Une autre innovation concerne des techniques pour réduire l’effet de la suppression des liens «pirates» des résultats des moteurs de recherche, comme l’exige le mémorandum anti-piratage du pays. Alors que des millions de liens contrefaits sont supprimés par des moteurs de recherche tels que Yandex dans le cadre de l’accord, qui en théorie devrait rendre le contenu piraté plus difficile à trouver, les pirates s’adaptent.
«Les plus grandes inquiétudes des experts sont liées au fait qu’en 2020 les pirates vidéo russophones ont appris à détecter rapidement les liens éliminés par le mémorandum anti-piratage, à générer des doublons en temps réel (en utilisant des URL alternatives) et à utiliser des liens mutants (scripts pour le changement automatique des chemins dans les liens) entraînant une diminution de l’efficacité des contre-mesures », note le Groupe-IB.
Les services juridiques et illégaux ont augmenté leur audience
Un autre détail intéressant du rapport de Group-IB est que, bien que les sites pirates soient moins rentables et que les services juridiques se portent mieux que jamais, les sites pirates continuent d’augmenter leur audience.
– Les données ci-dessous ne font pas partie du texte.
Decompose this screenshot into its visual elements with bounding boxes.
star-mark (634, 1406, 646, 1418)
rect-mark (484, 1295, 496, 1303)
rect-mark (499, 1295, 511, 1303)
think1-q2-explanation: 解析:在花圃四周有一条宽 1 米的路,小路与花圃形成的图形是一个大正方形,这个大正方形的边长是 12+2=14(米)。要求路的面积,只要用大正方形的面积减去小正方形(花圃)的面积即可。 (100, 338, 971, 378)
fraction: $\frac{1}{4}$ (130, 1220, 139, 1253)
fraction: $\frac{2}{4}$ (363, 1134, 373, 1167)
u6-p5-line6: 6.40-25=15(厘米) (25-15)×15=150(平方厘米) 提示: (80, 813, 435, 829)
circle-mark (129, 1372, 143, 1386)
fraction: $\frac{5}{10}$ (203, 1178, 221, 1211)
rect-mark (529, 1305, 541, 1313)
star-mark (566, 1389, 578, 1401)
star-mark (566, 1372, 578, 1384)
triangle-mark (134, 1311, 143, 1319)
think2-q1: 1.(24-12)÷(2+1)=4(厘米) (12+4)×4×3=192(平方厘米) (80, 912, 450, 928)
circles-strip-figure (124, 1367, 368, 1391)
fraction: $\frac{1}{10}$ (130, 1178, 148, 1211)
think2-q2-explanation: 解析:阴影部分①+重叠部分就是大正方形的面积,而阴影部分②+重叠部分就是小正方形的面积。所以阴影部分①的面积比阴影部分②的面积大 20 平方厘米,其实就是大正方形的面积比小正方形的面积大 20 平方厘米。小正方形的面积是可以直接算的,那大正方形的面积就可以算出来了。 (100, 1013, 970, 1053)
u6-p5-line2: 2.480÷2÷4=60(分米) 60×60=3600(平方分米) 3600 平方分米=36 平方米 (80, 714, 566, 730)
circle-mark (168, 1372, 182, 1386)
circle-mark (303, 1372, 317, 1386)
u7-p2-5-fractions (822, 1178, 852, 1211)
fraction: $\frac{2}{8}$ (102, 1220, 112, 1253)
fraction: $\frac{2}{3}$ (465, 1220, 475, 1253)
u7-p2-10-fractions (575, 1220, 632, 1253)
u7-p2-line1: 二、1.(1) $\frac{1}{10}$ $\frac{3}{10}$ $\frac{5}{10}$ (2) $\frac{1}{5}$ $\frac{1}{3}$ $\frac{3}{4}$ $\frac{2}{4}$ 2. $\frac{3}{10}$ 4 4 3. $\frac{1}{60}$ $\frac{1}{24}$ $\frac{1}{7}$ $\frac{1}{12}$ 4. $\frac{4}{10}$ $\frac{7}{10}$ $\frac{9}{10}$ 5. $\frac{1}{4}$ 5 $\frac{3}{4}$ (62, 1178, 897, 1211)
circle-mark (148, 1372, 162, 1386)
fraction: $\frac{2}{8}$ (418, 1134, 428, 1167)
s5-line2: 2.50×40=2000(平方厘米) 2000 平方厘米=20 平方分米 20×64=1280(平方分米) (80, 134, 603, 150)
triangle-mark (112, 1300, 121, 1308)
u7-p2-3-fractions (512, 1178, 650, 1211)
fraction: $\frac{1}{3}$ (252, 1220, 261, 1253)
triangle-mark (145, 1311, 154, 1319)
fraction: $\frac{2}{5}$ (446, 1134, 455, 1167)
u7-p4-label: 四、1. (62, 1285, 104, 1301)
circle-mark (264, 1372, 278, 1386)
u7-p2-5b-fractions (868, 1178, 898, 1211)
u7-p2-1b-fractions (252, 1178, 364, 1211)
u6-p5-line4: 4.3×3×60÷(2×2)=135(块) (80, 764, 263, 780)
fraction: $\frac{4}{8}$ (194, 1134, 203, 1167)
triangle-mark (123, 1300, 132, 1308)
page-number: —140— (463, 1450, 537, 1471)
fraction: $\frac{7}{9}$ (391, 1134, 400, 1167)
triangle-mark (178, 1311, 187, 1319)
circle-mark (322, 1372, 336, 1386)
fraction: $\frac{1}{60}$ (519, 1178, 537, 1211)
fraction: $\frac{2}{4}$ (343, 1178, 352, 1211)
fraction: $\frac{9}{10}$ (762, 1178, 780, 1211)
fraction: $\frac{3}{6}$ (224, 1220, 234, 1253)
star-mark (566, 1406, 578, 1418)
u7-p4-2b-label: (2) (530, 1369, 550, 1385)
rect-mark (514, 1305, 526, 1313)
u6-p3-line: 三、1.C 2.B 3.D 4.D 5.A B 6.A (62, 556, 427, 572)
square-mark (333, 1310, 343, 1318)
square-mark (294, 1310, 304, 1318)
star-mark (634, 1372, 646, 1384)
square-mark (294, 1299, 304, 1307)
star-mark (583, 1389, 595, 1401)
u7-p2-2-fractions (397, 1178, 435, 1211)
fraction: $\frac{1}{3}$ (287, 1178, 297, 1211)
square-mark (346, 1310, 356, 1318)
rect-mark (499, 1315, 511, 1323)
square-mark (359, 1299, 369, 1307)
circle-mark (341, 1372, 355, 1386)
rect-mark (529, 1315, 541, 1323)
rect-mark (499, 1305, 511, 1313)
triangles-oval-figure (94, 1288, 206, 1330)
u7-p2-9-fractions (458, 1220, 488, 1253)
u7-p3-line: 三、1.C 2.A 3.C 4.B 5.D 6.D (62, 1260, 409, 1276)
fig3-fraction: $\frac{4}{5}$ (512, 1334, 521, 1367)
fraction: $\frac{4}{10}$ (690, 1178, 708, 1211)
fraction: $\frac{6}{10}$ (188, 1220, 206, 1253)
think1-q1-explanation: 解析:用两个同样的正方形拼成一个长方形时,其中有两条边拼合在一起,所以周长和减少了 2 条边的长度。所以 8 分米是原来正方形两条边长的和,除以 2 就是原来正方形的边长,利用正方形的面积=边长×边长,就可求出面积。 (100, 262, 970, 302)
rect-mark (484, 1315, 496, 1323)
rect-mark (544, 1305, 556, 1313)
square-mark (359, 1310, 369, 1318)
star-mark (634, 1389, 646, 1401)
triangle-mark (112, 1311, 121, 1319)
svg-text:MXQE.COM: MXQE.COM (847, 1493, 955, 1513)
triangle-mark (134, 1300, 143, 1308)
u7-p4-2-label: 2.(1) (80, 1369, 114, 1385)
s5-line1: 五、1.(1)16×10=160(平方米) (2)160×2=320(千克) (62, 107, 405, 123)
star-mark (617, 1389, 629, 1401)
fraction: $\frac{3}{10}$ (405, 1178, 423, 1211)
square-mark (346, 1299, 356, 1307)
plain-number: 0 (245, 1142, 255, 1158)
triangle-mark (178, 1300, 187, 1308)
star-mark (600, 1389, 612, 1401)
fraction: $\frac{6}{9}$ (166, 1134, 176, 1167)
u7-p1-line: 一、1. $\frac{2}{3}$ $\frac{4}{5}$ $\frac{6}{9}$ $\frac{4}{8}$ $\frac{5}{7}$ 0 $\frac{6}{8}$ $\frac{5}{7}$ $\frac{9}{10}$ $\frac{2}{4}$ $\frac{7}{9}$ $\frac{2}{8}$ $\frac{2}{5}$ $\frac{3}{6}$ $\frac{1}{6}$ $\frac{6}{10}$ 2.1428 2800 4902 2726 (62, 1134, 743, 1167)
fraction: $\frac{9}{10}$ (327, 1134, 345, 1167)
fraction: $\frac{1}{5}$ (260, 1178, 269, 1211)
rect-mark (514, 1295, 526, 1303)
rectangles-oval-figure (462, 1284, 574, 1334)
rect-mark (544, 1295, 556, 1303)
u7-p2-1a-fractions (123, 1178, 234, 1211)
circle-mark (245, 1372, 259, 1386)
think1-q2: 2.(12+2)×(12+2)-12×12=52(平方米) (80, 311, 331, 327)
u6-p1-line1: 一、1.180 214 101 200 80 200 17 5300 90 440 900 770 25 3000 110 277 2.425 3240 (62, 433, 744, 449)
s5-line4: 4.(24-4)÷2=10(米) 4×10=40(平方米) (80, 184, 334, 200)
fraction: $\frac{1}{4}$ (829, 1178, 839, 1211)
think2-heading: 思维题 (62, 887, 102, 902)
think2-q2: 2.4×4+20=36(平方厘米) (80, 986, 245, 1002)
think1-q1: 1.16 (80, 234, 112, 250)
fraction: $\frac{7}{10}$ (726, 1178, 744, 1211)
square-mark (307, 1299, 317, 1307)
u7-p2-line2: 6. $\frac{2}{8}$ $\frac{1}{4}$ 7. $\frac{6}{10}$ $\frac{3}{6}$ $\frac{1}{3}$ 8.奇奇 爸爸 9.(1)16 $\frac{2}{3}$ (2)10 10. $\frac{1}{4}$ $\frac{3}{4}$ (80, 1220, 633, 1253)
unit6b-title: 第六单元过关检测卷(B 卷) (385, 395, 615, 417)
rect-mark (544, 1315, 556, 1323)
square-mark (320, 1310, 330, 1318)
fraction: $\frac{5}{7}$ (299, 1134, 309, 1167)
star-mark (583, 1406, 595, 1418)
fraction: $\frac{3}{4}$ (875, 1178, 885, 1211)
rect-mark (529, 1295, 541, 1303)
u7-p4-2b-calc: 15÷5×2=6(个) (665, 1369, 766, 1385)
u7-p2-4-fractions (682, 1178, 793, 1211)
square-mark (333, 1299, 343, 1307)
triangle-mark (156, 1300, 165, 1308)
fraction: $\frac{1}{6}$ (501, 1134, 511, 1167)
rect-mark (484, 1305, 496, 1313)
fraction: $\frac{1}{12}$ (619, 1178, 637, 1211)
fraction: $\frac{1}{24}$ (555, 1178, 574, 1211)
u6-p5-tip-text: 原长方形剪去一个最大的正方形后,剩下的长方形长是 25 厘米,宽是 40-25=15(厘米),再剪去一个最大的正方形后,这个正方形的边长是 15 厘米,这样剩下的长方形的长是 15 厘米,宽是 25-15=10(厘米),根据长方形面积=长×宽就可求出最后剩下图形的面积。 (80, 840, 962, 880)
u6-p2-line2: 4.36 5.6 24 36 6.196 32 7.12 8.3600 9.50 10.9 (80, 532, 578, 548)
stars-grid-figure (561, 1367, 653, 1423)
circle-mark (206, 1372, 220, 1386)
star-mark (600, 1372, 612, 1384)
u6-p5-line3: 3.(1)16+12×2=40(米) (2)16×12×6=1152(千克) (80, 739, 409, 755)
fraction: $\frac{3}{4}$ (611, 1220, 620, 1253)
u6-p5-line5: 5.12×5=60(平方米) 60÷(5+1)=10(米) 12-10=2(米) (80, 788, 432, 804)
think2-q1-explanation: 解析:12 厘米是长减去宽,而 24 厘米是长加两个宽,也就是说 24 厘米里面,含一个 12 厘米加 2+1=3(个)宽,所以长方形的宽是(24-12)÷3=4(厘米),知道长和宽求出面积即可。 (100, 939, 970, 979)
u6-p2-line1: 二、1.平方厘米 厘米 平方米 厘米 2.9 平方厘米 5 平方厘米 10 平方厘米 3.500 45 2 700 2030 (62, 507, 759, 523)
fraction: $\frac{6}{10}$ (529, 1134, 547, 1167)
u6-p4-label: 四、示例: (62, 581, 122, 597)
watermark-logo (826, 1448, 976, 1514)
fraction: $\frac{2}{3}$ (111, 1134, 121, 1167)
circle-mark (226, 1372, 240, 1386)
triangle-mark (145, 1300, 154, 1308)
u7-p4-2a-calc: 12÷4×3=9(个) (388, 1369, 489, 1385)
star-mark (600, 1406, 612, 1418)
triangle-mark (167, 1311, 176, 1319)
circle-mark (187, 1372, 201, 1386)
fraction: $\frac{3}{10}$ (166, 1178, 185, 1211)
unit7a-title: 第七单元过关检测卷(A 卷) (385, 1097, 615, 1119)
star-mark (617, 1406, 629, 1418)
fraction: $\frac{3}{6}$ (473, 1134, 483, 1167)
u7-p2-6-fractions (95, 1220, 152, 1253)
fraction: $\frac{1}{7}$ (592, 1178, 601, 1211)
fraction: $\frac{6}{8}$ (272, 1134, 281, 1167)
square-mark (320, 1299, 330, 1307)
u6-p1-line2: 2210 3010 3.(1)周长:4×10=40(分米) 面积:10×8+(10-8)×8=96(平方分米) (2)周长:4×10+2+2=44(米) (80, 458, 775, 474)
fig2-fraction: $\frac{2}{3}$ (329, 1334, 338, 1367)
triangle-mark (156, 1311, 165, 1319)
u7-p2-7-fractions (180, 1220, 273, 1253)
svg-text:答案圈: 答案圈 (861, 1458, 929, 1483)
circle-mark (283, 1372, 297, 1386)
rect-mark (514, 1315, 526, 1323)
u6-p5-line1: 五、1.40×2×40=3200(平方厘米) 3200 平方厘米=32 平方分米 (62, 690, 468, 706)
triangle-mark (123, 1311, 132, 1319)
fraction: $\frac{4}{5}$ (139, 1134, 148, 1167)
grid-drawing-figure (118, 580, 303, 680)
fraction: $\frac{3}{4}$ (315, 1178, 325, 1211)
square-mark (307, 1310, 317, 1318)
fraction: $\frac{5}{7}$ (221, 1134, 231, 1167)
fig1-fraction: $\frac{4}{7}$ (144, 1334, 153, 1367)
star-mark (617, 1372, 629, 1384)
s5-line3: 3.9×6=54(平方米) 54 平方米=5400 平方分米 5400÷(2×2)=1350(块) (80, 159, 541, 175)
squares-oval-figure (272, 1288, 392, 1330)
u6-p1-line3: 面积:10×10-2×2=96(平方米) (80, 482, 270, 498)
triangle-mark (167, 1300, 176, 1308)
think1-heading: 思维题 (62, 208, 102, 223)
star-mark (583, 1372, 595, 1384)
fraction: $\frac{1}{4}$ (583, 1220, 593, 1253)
«En 2020, les plates-formes de streaming légales et illégales ont considérablement augmenté leur audience, mais n’ont pas réussi à en tirer le maximum d’avantages», déclare Dmitriy Tiunkin, responsable de la protection des risques numériques Europe chez Group-IB.
«Nous avons vu des pirates se remettre de la fermeture des trois plus grands CDN. Les pirates rétablissent leur capacité technique et s’opposent de plus en plus aux titulaires de droits d’auteur. Certains pirates numériques utilisent des liens mutants, des changements de domaine et des CDN décentralisés pour contourner le mémorandum anti-piratage, sapant ainsi les tentatives de réglementation manuelle et de techniques anti-piratage qui étaient pertinentes il y a plusieurs années.
«Ce qui rend Jolly Roger triste. L’état du piratage vidéo en Russie ‘peut être trouvé ici.